Hani menyimak setiap kata yang terucap dari bibir si pembicara di depannya ini. Berapa pun nominal gaji yang ditawarkan akan disetujui, asalkan dia diterima.
Dalam kondisi ekonomi sulit seperti ini, rasanya sudah tidak boleh banyak memilih pekerjaan, asalkan itu halal. Bersyukur saja ada perusahaan yang masih mau menerima. Hasil jualan kuenya juga tidak seberapa, hanya untuk biaya makan sehari-hari. Sementara kontrakan berjalan setiap bulannya, juga cicilan motor yang belum lunas.
"Ibu Hani. Segini jumlah gaji dan operasional yang kami tawarkan jika ibu berkenan," ucap si bapak itu.
Hani menganggukkan kepala. Tangannya gemetaran saat melihat berapa nominal yang tertulis di kertas itu. Dalam hati berucap syukur tak terhingga.
"Iya, Pak," jawabnya.
"Mungkin tidak terlalu besar karena banyak pertimbangan, seperti faktor usia dan ibu yang sudah lama vakum bekerja." Dia kembali menjelaskan. Lelaki dihadapannya ini adalah salah seorang staf yang ditugaskan untuk melakukan interview selanjutnya.
Usianya mungkin sudah separuh abad dan tinggal menunggu masa pensiun tiba.
Hani tercengang. Tidak terlalu besar katanya? Ini banyak. Cukup untuk membayar kontrakan selama satu bulan, membeli diapers, susu, keperluan rumah tangga dan upah lelah si budhe yang menjagakan anaknya.
Pikirannya blank, tidak bisa berkata-kata. Hanya memandang kertas itu dengan tatapan gamang. Apa pantas untuk karyawan baru yang hanya menempati posisi staf biasa dia diberikan sebanyak ini? Jumlahnya malah hampir mendekati gaji yang suaminya dulu dapatkan di kantor lamanya, setelah enam tahun bekerja. Apa mereka tidak salah?
"Ada yang ingin ditanyakan?" Si bapak itu terlihat menahan senyum melihat ekspresi wajahnya yang melongo.
"Saya kira saya tidak diterima. Sudah tiga bulan tidak ada kabar. Kata Pak Reza, seminggu tidak ada panggilan berarti tidak lolos." jawabnya jujur.
Dia memang selalu berterus terang secara gamblang apa pun mengenai perasaannya. Segala macam hal yang kurang jelas akan ditanyakan secara detail.

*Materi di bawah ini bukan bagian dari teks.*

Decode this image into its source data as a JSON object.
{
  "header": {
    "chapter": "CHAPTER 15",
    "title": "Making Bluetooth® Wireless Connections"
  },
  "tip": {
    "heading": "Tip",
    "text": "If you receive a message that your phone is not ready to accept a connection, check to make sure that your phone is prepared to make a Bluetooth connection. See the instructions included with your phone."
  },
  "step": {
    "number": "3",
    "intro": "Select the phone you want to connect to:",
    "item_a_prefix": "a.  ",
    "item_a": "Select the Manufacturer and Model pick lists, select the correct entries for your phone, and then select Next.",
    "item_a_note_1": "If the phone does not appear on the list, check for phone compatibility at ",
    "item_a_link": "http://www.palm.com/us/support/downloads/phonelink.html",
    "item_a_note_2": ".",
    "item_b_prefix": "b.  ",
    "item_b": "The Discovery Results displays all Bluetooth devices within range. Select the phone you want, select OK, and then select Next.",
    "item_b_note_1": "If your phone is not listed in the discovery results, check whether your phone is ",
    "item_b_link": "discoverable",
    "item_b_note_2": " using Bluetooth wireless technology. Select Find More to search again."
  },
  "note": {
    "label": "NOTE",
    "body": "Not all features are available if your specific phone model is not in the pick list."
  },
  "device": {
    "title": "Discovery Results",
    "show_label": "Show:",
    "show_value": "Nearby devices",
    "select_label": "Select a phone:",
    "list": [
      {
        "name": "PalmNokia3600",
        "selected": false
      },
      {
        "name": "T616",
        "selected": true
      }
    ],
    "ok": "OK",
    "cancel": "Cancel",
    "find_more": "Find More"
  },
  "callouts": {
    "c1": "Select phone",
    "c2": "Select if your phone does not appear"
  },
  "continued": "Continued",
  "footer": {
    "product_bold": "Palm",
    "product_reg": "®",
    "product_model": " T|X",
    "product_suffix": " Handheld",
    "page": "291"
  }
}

Si Bapak itu tersenyum. "Ibu keberatan dengan gaji segitu? Apa kurang? Bisa kita bicarakan." Dia mencoba bernegosiasi. Sudah sering mendapatkan kejadian seperti ini. Biasanya, si pelamar ingin meminta kenaikan gaji pokok, sehingga banyak bertanya ini itu.
"Bukan begitu, Pak. Saya menerimanya. Hanya saja masih belum percaya. Pastinya kan ada kandidat lain. Masa saya yang diterima?"
Gugup yang dia rasakan. Jantungnya berdetak kencang sedari tadi. Tangannya berkeringat dingin. Beberapa kali dia membetulkan letak kacamatanya, yang posisinya baik-baik saja. Selalu begitu setiap kali dia merasa nervous.Dia masih belum percaya, ini seperti di antara nyata dan mimpi. Mungkin inilah jalan rezeki dari Tuhan bagi keluarga mereka.
"Ibu benar. Tapi kami memilih ibu. Memang prosesnya lama karena kami agak keberatan dengan usia, walau pun dari sisi yang lainnya sudah oke," jelasnya. Dia menjelaskan secara detail. Wanita di depannya ini ternyata cukup sulit juga untuk diyakinkan.
"Lalu?"
"Ada pertimbangan lain karena itu diterima."
Hani kembali menganggukkan kepala. Pertimbangan apa, ya? Dia jadi penasaran. Tetapi sungkan untuk bertanya. Nanti si bapak ini kesal, bisa batal dia bekerja di sini.
"Bagaimana?"
"Kalau begitu terima kasih. Saya menerima," ucapnya sungguh-sungguh.
"Oh, iya. Ada yang ingin saya sampaikan. Untuk sistem kesehatan di perusahaan ini, kita menggunakan jasa asuransi, ya. Untuk karyawan wanita, akan ditanggung beserta anak. Tetapi suaminya tidak."
"Begitu, ya?"
"Bisa ditanggung suami, asalkan ibu menyertakan surat keterangan bahwa suami tidak punya pekerjaan dan menjadi tanggungan istri."
Deg!
Kata-kata bapak ini menyentil hatinya. Tidak, dia tidak mau. Dia yakin suaminya akan dapat pekerjaan secepatnya.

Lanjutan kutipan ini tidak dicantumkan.